The Button3_Click event procedure that you added is also a member of the new class.
But recall for a moment that the Form1 class itself relied on the System.Windows.Forms.Form
class for its fundamental behavior and characteristics. So the last exercise demonstrates
that one derived class (Form2) can inherit its functionality from another derived class
(Form1), which in turn inherited its core functionality from an original base class (Form),
which is a member of the System.Windows.Forms namespace in the Microsoft .NET
Framework.

In addition to the Inheritance Picker, Visual Studio offers the Inherits statement, which
causes the current class to inherit the properties, procedures, and variables of another
class. To use the Inherits statement to inherit a form, you must place the Inherits statement
at the top of the form as the first statement in the class. Although you might choose to use
the Inheritance Picker for this sort of work with forms, it is useful to know about Inherits
because it can be used for classes and interfaces other than forms, and you will probably
run into it now and then in your colleagues’ program code. You’ll see an example of the
Inherits statement near the end of this chapter.

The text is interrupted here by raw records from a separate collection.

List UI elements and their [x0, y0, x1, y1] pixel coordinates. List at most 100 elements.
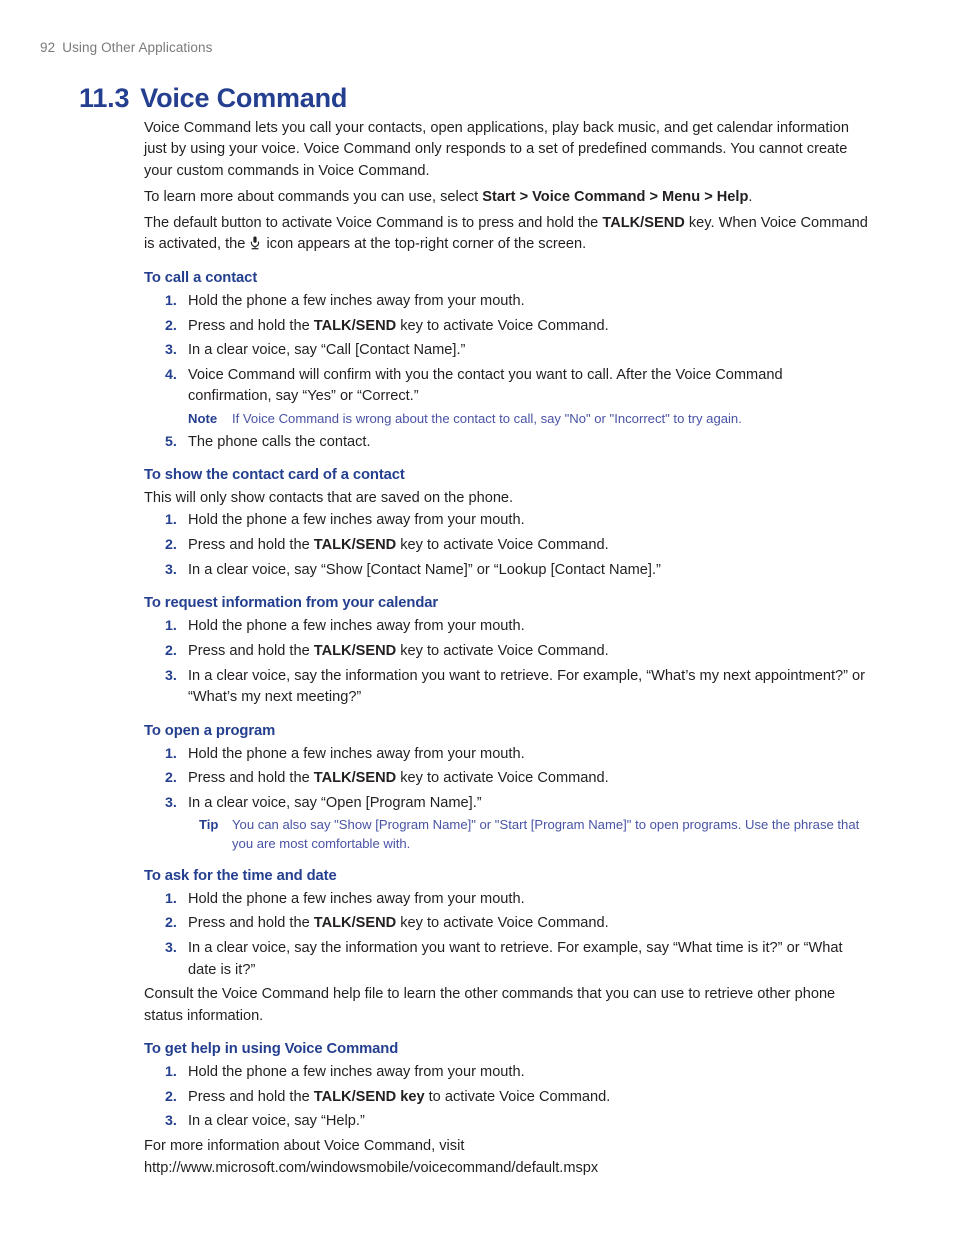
step-text: The phone calls the contact.	[188, 433, 371, 450]
step-number: 3.	[165, 795, 177, 812]
list-item: 2. Press and hold the TALK/SEND key to ac…	[144, 316, 868, 337]
list-item: 4. Voice Command will confirm with you th…	[144, 365, 868, 428]
step-text-bold: TALK/SEND	[313, 770, 397, 787]
step-number: 2.	[165, 770, 177, 787]
chapter-number: 11.3	[79, 83, 130, 113]
list-item: 1. Hold the phone a few inches away from …	[144, 291, 868, 312]
footer-paragraph: For more information about Voice Command…	[144, 1138, 599, 1176]
document-body: Voice Command lets you call your contact…	[144, 118, 868, 1180]
list-item: 2. Press and hold the TALK/SEND key to ac…	[144, 641, 868, 662]
list-item: 2. Press and hold the TALK/SEND key to ac…	[144, 913, 868, 934]
step-text-after: key to activate Voice Command.	[396, 317, 609, 334]
step-text: In a clear voice, say “Open [Program Nam…	[188, 795, 482, 812]
note-callout: Note If Voice Command is wrong about the …	[188, 410, 868, 429]
menu-path-bold: Start > Voice Command > Menu > Help	[482, 188, 749, 205]
step-number: 2.	[165, 317, 177, 334]
step-text-before: Press and hold the	[188, 915, 314, 932]
microphone-icon	[250, 236, 260, 250]
step-number: 3.	[165, 667, 177, 684]
step-number: 2.	[165, 537, 177, 554]
step-text-before: Press and hold the	[188, 317, 314, 334]
section-after-text-ask-time-and-date: Consult the Voice Command help file to l…	[144, 986, 836, 1024]
step-text-after: key to activate Voice Command.	[396, 537, 609, 554]
list-item: 1. Hold the phone a few inches away from …	[144, 1062, 868, 1083]
section-heading-request-calendar-info: To request information from your calenda…	[144, 595, 439, 612]
tip-label: Tip	[199, 817, 219, 833]
steps-list-show-contact-card: 1. Hold the phone a few inches away from …	[144, 510, 868, 581]
steps-list-get-help: 1. Hold the phone a few inches away from …	[144, 1062, 868, 1133]
step-text: Hold the phone a few inches away from yo…	[188, 512, 525, 529]
step-text: Hold the phone a few inches away from yo…	[188, 890, 525, 907]
talk-send-bold: TALK/SEND	[602, 215, 685, 232]
step-number: 3.	[165, 940, 177, 957]
section-heading-ask-time-and-date: To ask for the time and date	[144, 867, 337, 884]
step-text-after: key to activate Voice Command.	[396, 915, 609, 932]
section-heading-get-help: To get help in using Voice Command	[144, 1040, 399, 1057]
list-item: 1. Hold the phone a few inches away from …	[144, 616, 868, 637]
note-label: Note	[188, 410, 218, 426]
list-item: 2. Press and hold the TALK/SEND key to ac…	[144, 768, 868, 789]
page-title: 11.3 Voice Command	[79, 83, 347, 114]
list-item: 2. Press and hold the TALK/SEND key to ac…	[144, 535, 868, 556]
step-text: In a clear voice, say “Call [Contact Nam…	[188, 342, 466, 359]
step-text: Hold the phone a few inches away from yo…	[188, 1063, 525, 1080]
list-item: 3. In a clear voice, say the information …	[144, 938, 868, 981]
running-head: 92 Using Other Applications	[40, 40, 212, 55]
step-number: 3.	[165, 342, 177, 359]
step-number: 1.	[165, 745, 177, 762]
intro-p3-before: The default button to activate Voice Com…	[144, 215, 603, 232]
intro-p2-after: .	[748, 188, 753, 205]
step-number: 1.	[165, 292, 177, 309]
step-text-before: Press and hold the	[188, 643, 314, 660]
step-text-after: to activate Voice Command.	[424, 1088, 611, 1105]
step-number: 2.	[165, 1088, 177, 1105]
intro-paragraph-1: Voice Command lets you call your contact…	[144, 120, 849, 179]
step-text: In a clear voice, say “Help.”	[188, 1113, 365, 1130]
step-text-before: Press and hold the	[188, 770, 314, 787]
running-head-section: Using Other Applications	[62, 40, 213, 55]
step-number: 1.	[165, 512, 177, 529]
list-item: 3. In a clear voice, say “Call [Contact N…	[144, 340, 868, 361]
step-text: Hold the phone a few inches away from yo…	[188, 292, 525, 309]
list-item: 3. In a clear voice, say the information …	[144, 666, 868, 709]
tip-text: You can also say "Show [Program Name]" o…	[232, 817, 860, 852]
step-text-bold: TALK/SEND key	[313, 1088, 425, 1105]
intro-p2-before: To learn more about commands you can use…	[144, 188, 483, 205]
step-text-after: key to activate Voice Command.	[396, 770, 609, 787]
step-text: Hold the phone a few inches away from yo…	[188, 745, 525, 762]
step-number: 2.	[165, 915, 177, 932]
step-text-bold: TALK/SEND	[313, 915, 397, 932]
step-number: 1.	[165, 618, 177, 635]
step-number: 2.	[165, 643, 177, 660]
page-number: 92	[40, 40, 56, 55]
intro-p3-after: icon appears at the top-right corner of …	[262, 236, 587, 253]
step-text-before: Press and hold the	[188, 537, 314, 554]
section-lead-show-contact-card: This will only show contacts that are sa…	[144, 490, 514, 507]
step-number: 1.	[165, 1063, 177, 1080]
steps-list-ask-time-and-date: 1. Hold the phone a few inches away from …	[144, 889, 868, 981]
intro-paragraph-2: To learn more about commands you can use…	[144, 187, 868, 208]
chapter-title-text: Voice Command	[140, 83, 348, 113]
step-text: Voice Command will confirm with you the …	[188, 367, 783, 405]
step-text: In a clear voice, say the information yo…	[188, 940, 843, 978]
step-text: Hold the phone a few inches away from yo…	[188, 618, 525, 635]
step-number: 4.	[165, 367, 177, 384]
document-page: 92 Using Other Applications 11.3 Voice Com…	[0, 0, 954, 1235]
steps-list-open-a-program: 1. Hold the phone a few inches away from …	[144, 744, 868, 854]
list-item: 1. Hold the phone a few inches away from …	[144, 744, 868, 765]
steps-list-request-calendar-info: 1. Hold the phone a few inches away from …	[144, 616, 868, 708]
step-text-bold: TALK/SEND	[313, 537, 397, 554]
step-text: In a clear voice, say the information yo…	[188, 667, 866, 706]
step-text-before: Press and hold the	[188, 1088, 314, 1105]
list-item: 1. Hold the phone a few inches away from …	[144, 510, 868, 531]
step-number: 3.	[165, 1113, 177, 1130]
tip-callout: Tip You can also say "Show [Program Name]…	[188, 816, 868, 853]
step-text: In a clear voice, say “Show [Contact Nam…	[188, 562, 661, 579]
list-item: 5. The phone calls the contact.	[144, 432, 868, 453]
note-text: If Voice Command is wrong about the cont…	[232, 410, 742, 426]
step-text-after: key to activate Voice Command.	[396, 643, 609, 660]
step-number: 5.	[165, 433, 177, 450]
steps-list-call-a-contact: 1. Hold the phone a few inches away from …	[144, 291, 868, 453]
step-text-bold: TALK/SEND	[313, 317, 397, 334]
step-number: 1.	[165, 890, 177, 907]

Recognizing that classes are such a fundamental building block in Visual Basic programs,
you might very well ask how new classes are created and how these new classes might
be inherited down the road by subsequently derived classes. To ponder these possibilities,
I’ll devote the remainder of this chapter to discussing the syntax for creating classes in
Visual Basic 2010 and introducing how these user-defined classes might be inherited later
by still more classes. Along the way, you’ll learn how very useful creating your own classes
can be.

Nerd Alert
There’s a potential danger for terminology overload when discussing class creation
and inheritance. A number of very smart computer scientists have been thinking about
these OOP concepts for several years, and there are numerous terms and definitions
in use for the concepts that I plan to cover. However, if you stick with me, you’ll find
that creating classes and inheriting them is quite simple in Visual Basic 2010 and that
you can accomplish a lot of useful work by adding just a few lines of program code to
your projects. Understanding OOP terminology will also help you make sense of some
of the advanced features of Visual Basic 2010, such as covariance and contravariance,
Language Integrated Query (LINQ), anonymous types, extension methods, and
lambda expressions, which facilitate the use of classes, objects, and methods, and are
sometimes emphasized in marketing announcements and new feature lists.